Composer: Viktor Kosenko
Performer: Natalya Shkoda
Format: FLAC (tracks)
Label: Toccata
Catalogue: TOCC0036
Release: 2006
Size: 211 MB
Recovery: +3%
Scan: cover
11 Etudes in the Form of Old Dances, Op. 19
01. No. 1, Gavotte in D-Flat Major
02. No. 2, Allemande in B-Flat Minor
03. No. 3, Menuet in G Major
04. No. 4, Courante in E Minor
05. No. 5, Sarabande in A Minor
06. No. 6, Bourree in A Major
07. No. 7, Gavotte in B Minor
08. No. 8, Rigaudon in C Major
09. No. 9, Menuet in E-Flat Major
10. No. 10, Passacaglia in G Minor
11. No. 11, Gigue in D Minor
Viktor Stepanovych Kosenko (1896-1938) was one of the most important Ukrainian composers and pianists of the first half of the twentieth century. His Eleven Etudes in the Form of Old Dances, Op. 19, of 1927-29 offer an organic synthesis of the late-Romantic piano tradition, neo-Classical impulses in their use of Baroque dance-forms, and elements of Ukrainian folk-music. This recording of a neglected monument in the piano literature is the first step in the discovery of a composer who was once a cultural icon in his native Ukraine but is now as good as unknown outside its borders.
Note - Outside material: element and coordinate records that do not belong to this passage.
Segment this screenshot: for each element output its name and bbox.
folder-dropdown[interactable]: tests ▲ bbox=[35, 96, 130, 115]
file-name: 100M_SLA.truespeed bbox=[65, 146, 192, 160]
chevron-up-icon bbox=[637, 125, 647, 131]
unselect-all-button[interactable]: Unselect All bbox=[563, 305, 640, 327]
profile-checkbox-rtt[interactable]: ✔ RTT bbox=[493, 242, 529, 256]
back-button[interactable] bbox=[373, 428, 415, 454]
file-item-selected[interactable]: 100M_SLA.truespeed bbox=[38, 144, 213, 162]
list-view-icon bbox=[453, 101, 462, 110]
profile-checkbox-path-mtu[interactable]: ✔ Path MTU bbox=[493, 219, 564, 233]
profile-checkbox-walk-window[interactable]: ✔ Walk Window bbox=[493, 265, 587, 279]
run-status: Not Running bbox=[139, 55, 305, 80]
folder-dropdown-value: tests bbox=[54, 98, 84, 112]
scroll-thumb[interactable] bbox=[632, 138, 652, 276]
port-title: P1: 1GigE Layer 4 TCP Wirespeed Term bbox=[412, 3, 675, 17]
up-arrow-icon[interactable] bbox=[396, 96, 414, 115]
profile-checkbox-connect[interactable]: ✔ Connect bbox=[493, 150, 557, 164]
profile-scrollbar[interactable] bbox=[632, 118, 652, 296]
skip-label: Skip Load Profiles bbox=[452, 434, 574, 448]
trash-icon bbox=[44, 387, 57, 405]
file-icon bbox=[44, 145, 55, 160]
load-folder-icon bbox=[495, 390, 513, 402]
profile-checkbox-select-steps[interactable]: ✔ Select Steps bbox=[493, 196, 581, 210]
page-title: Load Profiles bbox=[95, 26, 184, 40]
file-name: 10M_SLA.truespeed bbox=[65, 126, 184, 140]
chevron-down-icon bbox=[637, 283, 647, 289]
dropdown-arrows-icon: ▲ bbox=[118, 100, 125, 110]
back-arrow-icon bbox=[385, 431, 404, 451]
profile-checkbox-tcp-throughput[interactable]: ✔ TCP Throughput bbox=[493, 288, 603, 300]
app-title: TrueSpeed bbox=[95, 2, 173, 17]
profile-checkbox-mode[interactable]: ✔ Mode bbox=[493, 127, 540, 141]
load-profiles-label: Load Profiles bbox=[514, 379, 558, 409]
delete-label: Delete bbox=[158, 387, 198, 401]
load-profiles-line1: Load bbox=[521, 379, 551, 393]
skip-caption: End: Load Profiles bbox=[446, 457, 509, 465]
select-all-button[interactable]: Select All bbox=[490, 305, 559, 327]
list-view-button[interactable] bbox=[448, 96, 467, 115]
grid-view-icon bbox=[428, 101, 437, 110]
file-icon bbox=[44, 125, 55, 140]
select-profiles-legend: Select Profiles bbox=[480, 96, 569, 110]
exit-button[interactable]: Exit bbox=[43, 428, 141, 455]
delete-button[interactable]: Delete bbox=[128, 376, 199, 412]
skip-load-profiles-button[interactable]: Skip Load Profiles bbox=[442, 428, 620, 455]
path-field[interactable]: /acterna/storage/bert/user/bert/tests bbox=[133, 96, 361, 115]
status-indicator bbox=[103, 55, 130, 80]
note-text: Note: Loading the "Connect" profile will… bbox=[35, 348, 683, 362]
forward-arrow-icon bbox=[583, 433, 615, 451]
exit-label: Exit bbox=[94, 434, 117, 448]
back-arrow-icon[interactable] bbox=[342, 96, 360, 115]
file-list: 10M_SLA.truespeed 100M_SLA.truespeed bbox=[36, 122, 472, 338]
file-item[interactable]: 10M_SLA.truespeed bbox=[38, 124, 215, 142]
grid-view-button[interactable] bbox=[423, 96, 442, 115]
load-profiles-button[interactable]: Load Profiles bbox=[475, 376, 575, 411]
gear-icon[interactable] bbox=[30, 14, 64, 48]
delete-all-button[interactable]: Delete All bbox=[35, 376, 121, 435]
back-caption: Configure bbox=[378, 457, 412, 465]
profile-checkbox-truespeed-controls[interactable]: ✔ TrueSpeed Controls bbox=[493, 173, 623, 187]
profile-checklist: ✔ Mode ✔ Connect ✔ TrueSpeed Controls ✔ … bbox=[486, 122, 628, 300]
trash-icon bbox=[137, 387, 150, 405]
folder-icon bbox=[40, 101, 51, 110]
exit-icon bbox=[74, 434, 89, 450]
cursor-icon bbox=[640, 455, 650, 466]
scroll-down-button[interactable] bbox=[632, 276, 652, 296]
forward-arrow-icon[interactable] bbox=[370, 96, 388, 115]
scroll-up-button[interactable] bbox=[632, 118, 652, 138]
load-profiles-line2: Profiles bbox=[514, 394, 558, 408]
These piano works by Ukrainian composer Viktor Kosenko (1896-1938) deliver exactly what is advertised in the title: they are concert etudes in the Romantic tradition, underlaid by and sort of growing out of the rhythms of the dances of the Baroque suite — the gavotte, allemande, minuet, courante, gigue, and so on. The Baroque titles lead one to expect a neo-Classical work touched by Stravinsky’s dry aesthetic, and certainly Kosenko must have been influenced somewhere along the way by the rediscovery of early music. But the pieces are oriented toward Romantic pianistic display. It’s almost as if Chopin had written a few gavottes and bourrées along with his mazurkas and waltzes. Yet the formality of the Baroque dances also shapes the music, as does a very subtle nationalist tinge expressed mostly in modal harmonies. The interest in Kosenko’s dances often resides in how he makes the transition from circumspect dance rhythms at the opening of a piece to full-scale pianism by its end, creating a small structure that fuses diverse elements in a completely new way. These pieces don’t really resemble any other music of the 1920s, and their rediscovery (or, really, transfer to the West) by Ukrainian-American pianist Natalya Shkoda is most welcome. Their closest relatives, oddly enough, may be the phony Baroque works Fritz Kreisler composed in order to add to his repertoire music that was essentially Romantic but had an appealingly mysterious whiff of the antique. The set contains a Passacaglia, track 10, which doesn’t quite fit with the rest of the group (it is nearly 19 minutes long, and despite the passacaglia’s dance origins it is not really a dance, contrary to what Shkoda’s rather doctoral booklet notes state). The Passacaglia does provide Shkoda with the opportunity to display her considerable power. This unique music raises interest in future releases in a Kosenko series planned by Shkoda, and it provides fresh illustration of how many gems were left in the ground, especially in Eastern Europe, as modernism took hold in the West. Student pianists looking for unusual works to add to their recitals (hint: the mood of any evaluator is instantly improved upon discovering good new music) are advised to check these dances out.